In step 2, all 36 million persons currently enrolled in Traditional Medicare, with or without their consent and with no right to opt out, will automatically be assigned to one of 53 DCE’s charged with providing services in one of several large geographic areas. These GEO DCE’s will assume 100% responsibility for an enrollee’s medical services and will be financed similarly to MA programs, with certain key exceptions:
1st – Payments for administrative overhead and profit set-aside will amount to 40% of all monies received, in comparison to 15% for MA programs and 2% for TM programs.
2nd — More than half – 28 of 53 – are controlled by investors not providers.

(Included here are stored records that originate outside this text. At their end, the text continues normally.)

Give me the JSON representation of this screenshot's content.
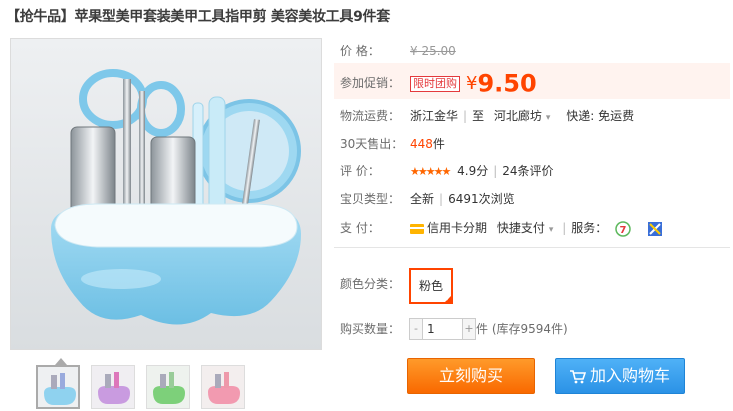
{
  "product": {
    "title": "【抢牛品】苹果型美甲套装美甲工具指甲剪 美容美妆工具9件套"
  },
  "price": {
    "label": "价 格：",
    "original": "¥ 25.00"
  },
  "promo": {
    "label": "参加促销：",
    "tag": "限时团购",
    "currency": "¥",
    "price": "9.50"
  },
  "shipping": {
    "label": "物流运费：",
    "from": "浙江金华",
    "to_prefix": "至",
    "to": "河北廊坊",
    "fee": "快递: 免运费"
  },
  "sales": {
    "label": "30天售出：",
    "count": "448",
    "unit": "件"
  },
  "rating": {
    "label": "评 价：",
    "stars": "★★★★★",
    "score": "4.9分",
    "reviews": "24条评价"
  },
  "item_type": {
    "label": "宝贝类型：",
    "condition": "全新",
    "views": "6491次浏览"
  },
  "payment": {
    "label": "支 付：",
    "method1": "信用卡分期",
    "method2": "快捷支付",
    "service_label": "服务："
  },
  "color": {
    "label": "颜色分类：",
    "selected": "粉色"
  },
  "quantity": {
    "label": "购买数量：",
    "minus": "-",
    "plus": "+",
    "value": "1",
    "stock": "件 (库存9594件)"
  },
  "actions": {
    "buy_now": "立刻购买",
    "add_to_cart": "加入购物车"
  },
  "colors": {
    "accent": "#ff4400",
    "buy_button": "#ff7a00",
    "cart_button": "#2b92e6",
    "product_blue": "#8fd2ef"
  }
}
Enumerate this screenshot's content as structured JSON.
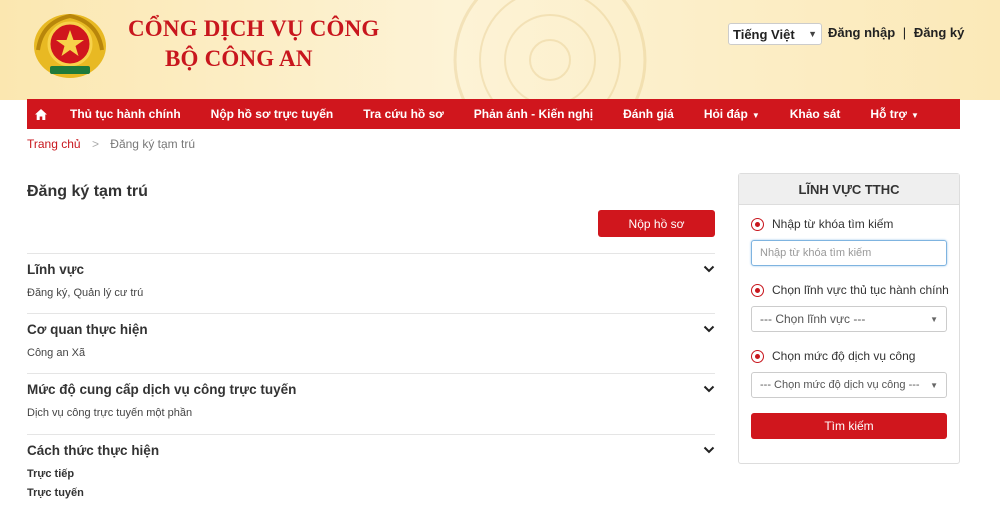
{
  "header": {
    "title_line1": "CỔNG DỊCH VỤ CÔNG",
    "title_line2": "BỘ CÔNG AN",
    "language": "Tiếng Việt",
    "login": "Đăng nhập",
    "separator": "|",
    "register": "Đăng ký"
  },
  "nav": {
    "items": [
      {
        "label": "Thủ tục hành chính"
      },
      {
        "label": "Nộp hồ sơ trực tuyến"
      },
      {
        "label": "Tra cứu hồ sơ"
      },
      {
        "label": "Phản ánh - Kiến nghị"
      },
      {
        "label": "Đánh giá"
      },
      {
        "label": "Hỏi đáp"
      },
      {
        "label": "Khảo sát"
      },
      {
        "label": "Hỗ trợ"
      }
    ]
  },
  "breadcrumb": {
    "home": "Trang chủ",
    "separator": ">",
    "current": "Đăng ký tạm trú"
  },
  "main": {
    "title": "Đăng ký tạm trú",
    "submit_label": "Nộp hồ sơ",
    "sections": [
      {
        "title": "Lĩnh vực",
        "values": [
          "Đăng ký, Quản lý cư trú"
        ]
      },
      {
        "title": "Cơ quan thực hiện",
        "values": [
          "Công an Xã"
        ]
      },
      {
        "title": "Mức độ cung cấp dịch vụ công trực tuyến",
        "values": [
          "Dịch vụ công trực tuyến một phần"
        ]
      },
      {
        "title": "Cách thức thực hiện",
        "values": [
          "Trực tiếp",
          "Trực tuyến"
        ]
      }
    ]
  },
  "sidebar": {
    "heading": "LĨNH VỰC TTHC",
    "keyword_label": "Nhập từ khóa tìm kiếm",
    "keyword_placeholder": "Nhập từ khóa tìm kiếm",
    "field_label": "Chọn lĩnh vực thủ tục hành chính",
    "field_value": "--- Chọn lĩnh vực ---",
    "level_label": "Chọn mức độ dịch vụ công",
    "level_value": "--- Chọn mức độ dịch vụ công ---",
    "search_label": "Tìm kiếm"
  },
  "colors": {
    "brand_red": "#d0161d",
    "header_gold": "#fbe7b0"
  }
}
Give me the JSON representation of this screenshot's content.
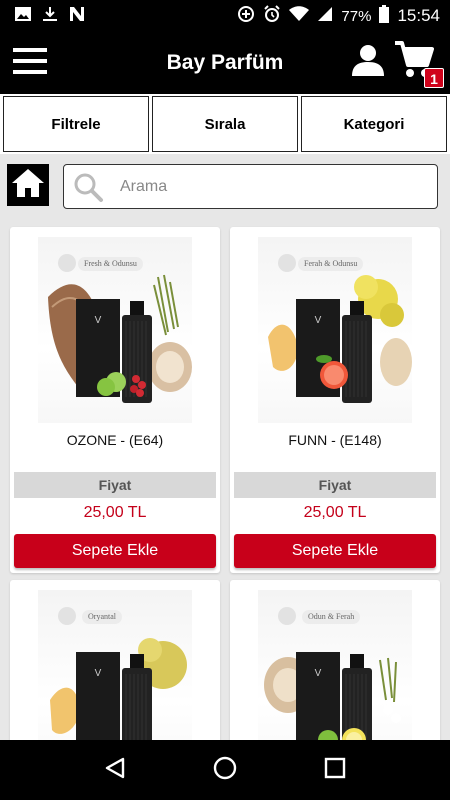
{
  "status_bar": {
    "battery": "77%",
    "time": "15:54"
  },
  "app_bar": {
    "title": "Bay Parfüm",
    "cart_count": "1"
  },
  "toolbar": {
    "filter_label": "Filtrele",
    "sort_label": "Sırala",
    "category_label": "Kategori"
  },
  "search": {
    "placeholder": "Arama",
    "value": ""
  },
  "products": [
    {
      "name": "OZONE - (E64)",
      "tag": "Fresh & Odunsu",
      "price_label": "Fiyat",
      "price": "25,00 TL",
      "button": "Sepete Ekle"
    },
    {
      "name": "FUNN - (E148)",
      "tag": "Ferah & Odunsu",
      "price_label": "Fiyat",
      "price": "25,00 TL",
      "button": "Sepete Ekle"
    },
    {
      "name": "",
      "tag": "Oryantal",
      "price_label": "",
      "price": "",
      "button": ""
    },
    {
      "name": "",
      "tag": "Odun & Ferah",
      "price_label": "",
      "price": "",
      "button": ""
    }
  ],
  "colors": {
    "accent_red": "#c8001a",
    "bar_black": "#000000",
    "background": "#e7e7e7"
  },
  "icons": [
    "image-icon",
    "download-icon",
    "n-icon",
    "data-saver-icon",
    "alarm-icon",
    "wifi-icon",
    "signal-icon",
    "battery-icon",
    "menu-icon",
    "user-icon",
    "cart-icon",
    "home-icon",
    "search-icon",
    "back-icon",
    "home-nav-icon",
    "recents-icon"
  ]
}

In sum, all the programmatic shenanigans of the past 50 years have had one objective – privatize Medicare and its Trust Funds and leave them exposed to exploitation by Wall Street and other investors.

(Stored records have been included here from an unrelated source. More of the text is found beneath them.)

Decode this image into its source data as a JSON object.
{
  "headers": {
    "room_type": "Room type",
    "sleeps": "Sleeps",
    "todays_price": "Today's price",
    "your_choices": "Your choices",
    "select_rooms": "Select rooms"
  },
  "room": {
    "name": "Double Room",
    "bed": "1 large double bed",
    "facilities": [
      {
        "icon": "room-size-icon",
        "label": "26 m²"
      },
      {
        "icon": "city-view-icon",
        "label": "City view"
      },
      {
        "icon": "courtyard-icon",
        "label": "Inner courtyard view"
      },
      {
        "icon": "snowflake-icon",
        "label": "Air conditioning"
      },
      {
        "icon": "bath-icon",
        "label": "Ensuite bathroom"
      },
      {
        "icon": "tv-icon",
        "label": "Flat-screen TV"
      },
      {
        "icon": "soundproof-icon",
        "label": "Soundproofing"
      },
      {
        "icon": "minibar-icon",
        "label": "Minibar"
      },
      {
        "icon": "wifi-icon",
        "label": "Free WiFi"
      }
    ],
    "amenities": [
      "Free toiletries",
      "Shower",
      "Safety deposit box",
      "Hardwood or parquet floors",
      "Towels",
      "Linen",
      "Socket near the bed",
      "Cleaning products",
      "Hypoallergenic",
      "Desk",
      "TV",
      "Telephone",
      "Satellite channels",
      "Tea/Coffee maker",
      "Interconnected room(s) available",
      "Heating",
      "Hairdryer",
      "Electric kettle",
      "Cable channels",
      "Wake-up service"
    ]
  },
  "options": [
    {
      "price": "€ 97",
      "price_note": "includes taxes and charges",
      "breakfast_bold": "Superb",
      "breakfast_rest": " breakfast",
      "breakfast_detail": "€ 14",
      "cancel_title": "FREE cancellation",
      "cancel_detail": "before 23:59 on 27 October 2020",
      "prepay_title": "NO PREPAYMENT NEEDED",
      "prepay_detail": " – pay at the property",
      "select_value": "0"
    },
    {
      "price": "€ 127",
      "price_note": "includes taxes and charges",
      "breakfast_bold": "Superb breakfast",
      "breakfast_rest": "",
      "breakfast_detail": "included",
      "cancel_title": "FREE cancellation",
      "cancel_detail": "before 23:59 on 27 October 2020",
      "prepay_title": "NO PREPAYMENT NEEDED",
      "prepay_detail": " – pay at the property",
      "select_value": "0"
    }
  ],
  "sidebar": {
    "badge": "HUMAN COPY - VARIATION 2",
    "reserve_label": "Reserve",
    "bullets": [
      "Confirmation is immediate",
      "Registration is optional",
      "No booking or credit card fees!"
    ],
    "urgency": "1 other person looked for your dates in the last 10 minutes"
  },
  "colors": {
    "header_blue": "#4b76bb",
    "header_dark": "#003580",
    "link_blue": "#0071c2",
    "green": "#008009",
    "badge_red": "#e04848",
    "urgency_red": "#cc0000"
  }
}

Pushback: If DCE’s are implemented in accordance with CMS’s plan, Medicare for All, the perfect antidote to all this looting of public taxpayer money, will also be dead. How can we stop all this from happening?

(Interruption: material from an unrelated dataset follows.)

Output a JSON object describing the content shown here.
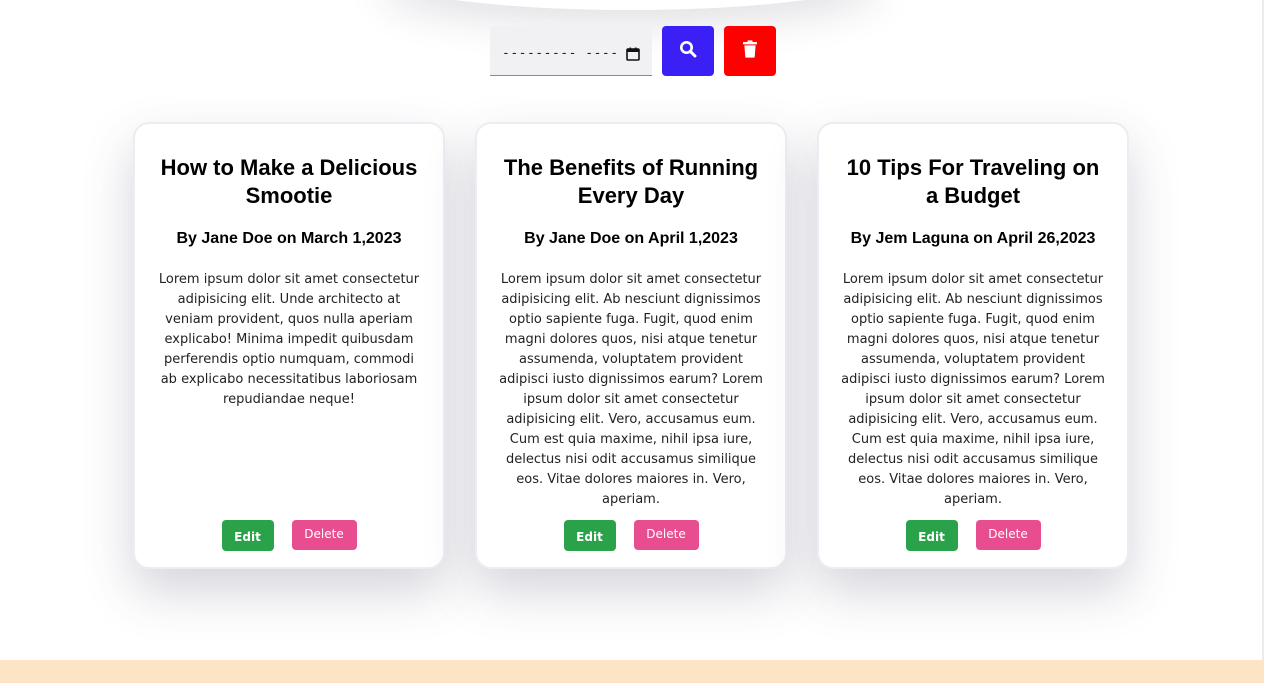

Medicare for All faces a long uphill battle and that’s another Op-Ed. Rest assured it’s not a Socialist program but a pragmatic approach to provide us all with universal access to comprehensive and affordable medical care. Take a look at the single payer article published in the Almanack — https://www.adirondackalmanack.com/2021/12/the-single-payer-ny-health-act-universal-access-to-comprehensive-healthcare.html. More immediately, you can join the petition and call-in initiative being sponsored by Physicians for a National Health Plan. Request a link to PNHP’s anti-DCE petition and I’ll get the link to you.
These are the elected officials you should contact in Washington asking them to do two things:
1st — pressure Biden and Secretary Xavier Becerra of Health and Human Services to put an end to the DCE pilot project. Also contact leading Congressional DCE opponents and ask them to pressure Biden and Becerra: Congresswoman Pramila Jayapal; Senator Bernie Sanders; Senate Majority Leader Chuck Schumer. (The Washington office addresses and ‘phone #s of the individuals just listed can be googled.)
2nd – Pressure those same individuals to push the Medicare services section of the Build Back Better bill through Congress, either as a part of BBB or as a stand-alone bill. That section would allocate public tax monies to add to TM dental, hearing and eye care services. Such an addition would certainly entice a good number of MA enrollees to transfer back to TM and stop the DCE pilot in its tracks.